The following contains spoilers for Immortal X-Men #10, now on sale from Marvel Comics
The X-Men has, since the very beginning, been rooted in the optimism that comes with education. The Xavier School for Gifted Youngsters was meant to be a place mutants could feel safe and accepted, given guidance that could turn them into heroes. But all along, there was a far more pessimistic purpose behind the team’s formation.

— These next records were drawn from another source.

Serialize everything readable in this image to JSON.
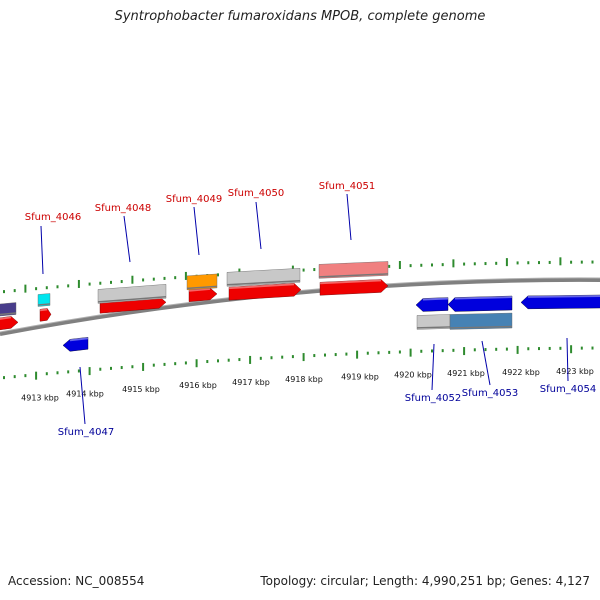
{
  "title": "Syntrophobacter fumaroxidans MPOB, complete genome",
  "accession": "Accession: NC_008554",
  "summary": "Topology: circular; Length: 4,990,251 bp; Genes: 4,127",
  "colors": {
    "backbone": "#808080",
    "tick": "#2e8b2e",
    "label_top": "#cc0000",
    "label_bottom": "#000099",
    "red": "#ee0000",
    "gray": "#c8c8c8",
    "orange": "#ff9900",
    "pink": "#f08080",
    "cyan": "#00e5ee",
    "blue": "#0000dd",
    "steelblue": "#4682b4",
    "slate": "#483d8b"
  },
  "kbp_labels": [
    "4913 kbp",
    "4914 kbp",
    "4915 kbp",
    "4916 kbp",
    "4917 kbp",
    "4918 kbp",
    "4919 kbp",
    "4920 kbp",
    "4921 kbp",
    "4922 kbp",
    "4923 kbp"
  ],
  "gene_labels_top": [
    "Sfum_4046",
    "Sfum_4048",
    "Sfum_4049",
    "Sfum_4050",
    "Sfum_4051"
  ],
  "gene_labels_bottom": [
    "Sfum_4047",
    "Sfum_4052",
    "Sfum_4053",
    "Sfum_4054"
  ]
}
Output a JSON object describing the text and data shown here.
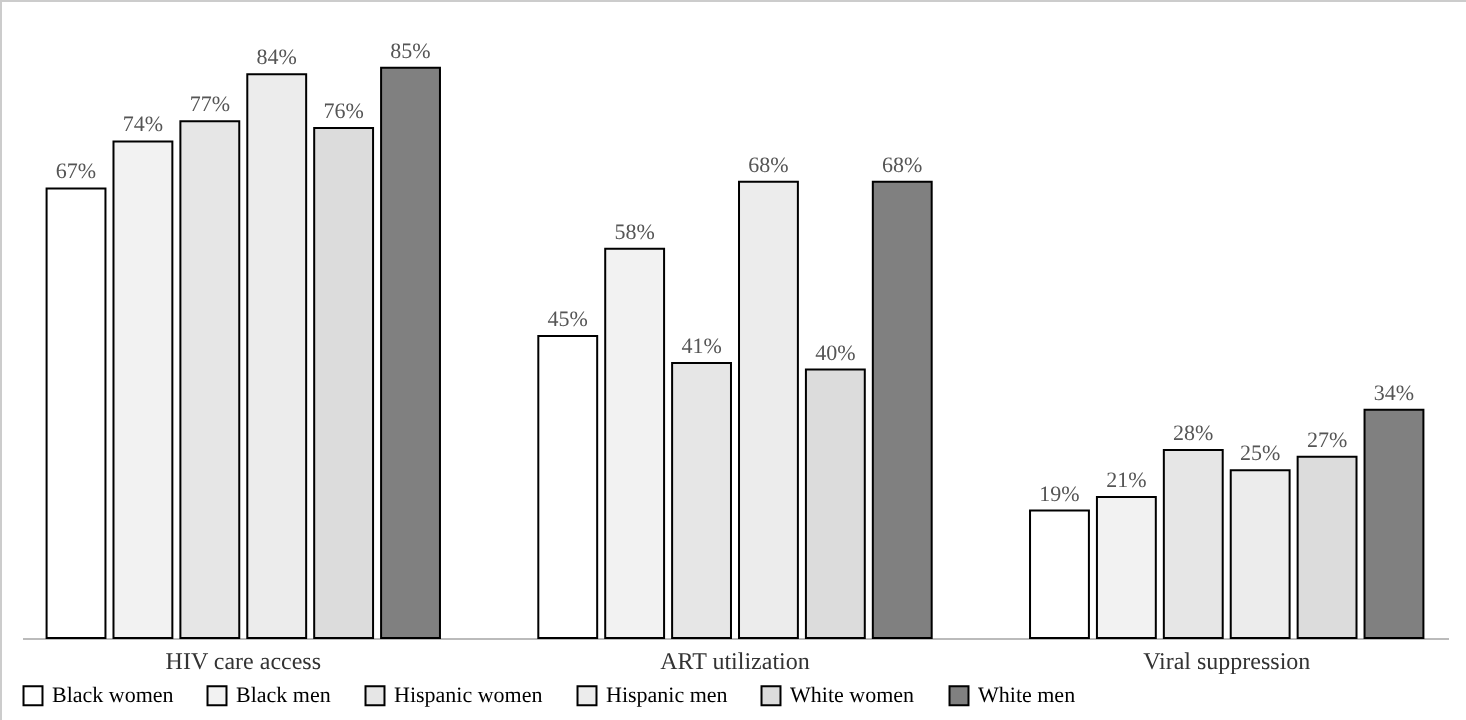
{
  "chart_data": {
    "type": "bar",
    "categories": [
      "HIV care access",
      "ART utilization",
      "Viral suppression"
    ],
    "legend": "bottom",
    "series": [
      {
        "name": "Black women",
        "color": "#ffffff",
        "values": [
          67,
          45,
          19
        ],
        "value_labels": [
          "67%",
          "45%",
          "19%"
        ]
      },
      {
        "name": "Black men",
        "color": "#f2f2f2",
        "values": [
          74,
          58,
          21
        ],
        "value_labels": [
          "74%",
          "58%",
          "21%"
        ]
      },
      {
        "name": "Hispanic women",
        "color": "#e6e6e6",
        "values": [
          77,
          41,
          28
        ],
        "value_labels": [
          "77%",
          "41%",
          "28%"
        ]
      },
      {
        "name": "Hispanic men",
        "color": "#ececec",
        "values": [
          84,
          68,
          25
        ],
        "value_labels": [
          "84%",
          "68%",
          "25%"
        ]
      },
      {
        "name": "White women",
        "color": "#dcdcdc",
        "values": [
          76,
          40,
          27
        ],
        "value_labels": [
          "76%",
          "40%",
          "27%"
        ]
      },
      {
        "name": "White men",
        "color": "#808080",
        "values": [
          85,
          68,
          34
        ],
        "value_labels": [
          "85%",
          "68%",
          "34%"
        ]
      }
    ]
  }
}
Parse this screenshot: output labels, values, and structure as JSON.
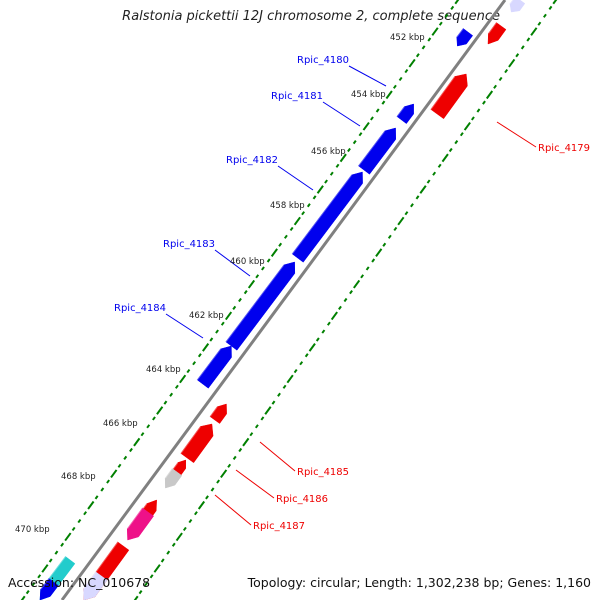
{
  "title": "Ralstonia pickettii 12J chromosome 2, complete sequence",
  "footer": {
    "accession": "Accession: NC_010678",
    "topology": "Topology: circular; Length: 1,302,238 bp; Genes: 1,160"
  },
  "kbp_ticks": [
    "452 kbp",
    "454 kbp",
    "456 kbp",
    "458 kbp",
    "460 kbp",
    "462 kbp",
    "464 kbp",
    "466 kbp",
    "468 kbp",
    "470 kbp"
  ],
  "gene_labels_forward": [
    "Rpic_4180",
    "Rpic_4181",
    "Rpic_4182",
    "Rpic_4183",
    "Rpic_4184"
  ],
  "gene_labels_reverse": [
    "Rpic_4179",
    "Rpic_4185",
    "Rpic_4186",
    "Rpic_4187"
  ],
  "colors": {
    "forward": "#0000ee",
    "reverse": "#ee0000",
    "backbone": "#808080",
    "ticks": "#008000",
    "grey_gene": "#c8c8c8",
    "pink_gene": "#ee1188",
    "cyan_gene": "#22cccc"
  }
}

Professor X spends most of Immortal X-Men #10 (by Kieron Gillen, Lucas Werneck, David Curiel, and VC’s Clayton Cowles) reflecting on the true nature of the X-Men as a team, and why he formed them in the first place. While his reasoning makes perfect logical sense in-universe, it paints the entire concept in a dark light while subverting fundamental aspects of the franchise.The majority of Immortal X-Men #10 is focused on the aftermath of Mister Sinister’s slaughter of a quarter of the Quiet Council. Despite targeting Hope to dismantle mutant resurrection, Synch’s increased capabilities allow him to revive the fallen mutants. As a result, Xavier is able to take part in the hunt for the villain, helping condemn him to the Pit. Throughout the issue, Xavier quietly notes to himself how dangerous people in his orbit are. Starting with himself and working all the way down through his students, there is a massive well of power that was waiting to be tapped. Even beyond Omega-Level Mutants, the X-Men have enough power to bring down pretty much any threat thrown their way.
Xavier notes that while he always wanted to help people, his telepathy has always granted him a pragmatic perspective on others and himself. Xavier confesses that when he recruited the X-Men, Cerebro gave him access to see all mutants. But rather than fully dedicate himself to helping people like the Morlocks or even working towards saving as many as he could, Xavier became quietly selective about his recruits. This explains the sheer wealth of power found in the X-Men’s ranks — even beyond mutant capability, as Xavier was drawn to Beast’s potentially terrifying intellect and Angel’s overwhelming wealth. The mutants he approached were often ones with skill sets and abilities that made them uniquely capable of handling all sorts of threats.
On the one hand, this ensured his handpicked team could protect other mutants from external dangers — and made them exceptionally capable of dealing with other uncontrolled mutant threats. But Xavier acknowledges and understands why humans fear mutants — and on some level, understands it. Mutants like Proteus, Legion, and Marvel Girl have the power to unmake entire worlds by pure accident, and people like Magneto prove mutant fury can come with a large body count of humans and prospective mutants alike. As such, the X-Men were ultimately formed as a means of making sure mutants don’t wipe themselves and the rest of the world out, helping those they can while handling the ones they can’t.